Declines in output were also recorded in the transport engineering (-9.9 per cent) and general manufacturing (-5.9 per cent) industries. The former suffered from lower contributions from rig building and ship repair jobs, leading to a 9 per cent drop in the marine & offshore engineering segment; the aerospace segment contracted 16.2 per cent, due to a lower volume of repair jobs from commercial airlines.
But it was not all bad news in July - the chemicals and precision engineering clusters expanded by 9.2 per cent and 4.4 per cent respectively.

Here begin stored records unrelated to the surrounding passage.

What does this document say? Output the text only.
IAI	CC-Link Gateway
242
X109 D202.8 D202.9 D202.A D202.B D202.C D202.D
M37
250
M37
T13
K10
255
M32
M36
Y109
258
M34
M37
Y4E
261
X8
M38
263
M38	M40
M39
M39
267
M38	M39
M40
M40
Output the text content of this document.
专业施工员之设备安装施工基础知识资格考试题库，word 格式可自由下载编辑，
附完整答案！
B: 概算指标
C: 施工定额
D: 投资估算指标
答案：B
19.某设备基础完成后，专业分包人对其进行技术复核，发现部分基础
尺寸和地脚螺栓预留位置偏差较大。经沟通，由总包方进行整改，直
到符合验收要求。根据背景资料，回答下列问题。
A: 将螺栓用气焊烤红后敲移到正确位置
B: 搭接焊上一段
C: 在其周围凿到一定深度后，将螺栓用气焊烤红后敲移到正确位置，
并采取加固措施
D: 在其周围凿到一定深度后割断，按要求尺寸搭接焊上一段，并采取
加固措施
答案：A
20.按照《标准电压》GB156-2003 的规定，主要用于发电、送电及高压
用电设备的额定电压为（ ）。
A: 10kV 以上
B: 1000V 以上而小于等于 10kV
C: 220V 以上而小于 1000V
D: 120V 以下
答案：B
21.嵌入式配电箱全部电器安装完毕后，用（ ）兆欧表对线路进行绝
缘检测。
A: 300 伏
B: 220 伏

EDB said that after adjusting for seasonal factors, industrial production increased 2.7 per cent month on month in July. Excluding biomedical manufacturing, output would have fallen by 0.8 per cent.
The expansion was larger than private-sector economists had earlier forecast - they had been expecting industrial production to increase by 2.3 per cent in July from June, on a seasonally adjusted basis.
Even though manufacturing output has grown 5.2 per cent year on year, economists believe things will slow in the second half of 2014.
UOB economists Francis Tan and Jimmy Koh said in a research note: "Going forward, manufacturing output growth in the second half of this year will see some headwinds. For a start, the high base effects in H2 2013 and the continued weakness in electronics output will weigh down overall manufacturing activity growth. Domestic supply-side constraints from the tight labour market will continue to drive up wages - thus exerting upward pressures on business costs."
And while ANZ economists Daniel Wilson and Glenn Maguire think that production would be buoyed by firmer demand in developed markets and China, they believe that gains would be capped by Singapore's tight labour market. They also do not expect July's jump in pharmaceuticals activity to last for long, given the lumpy nature of production cycles.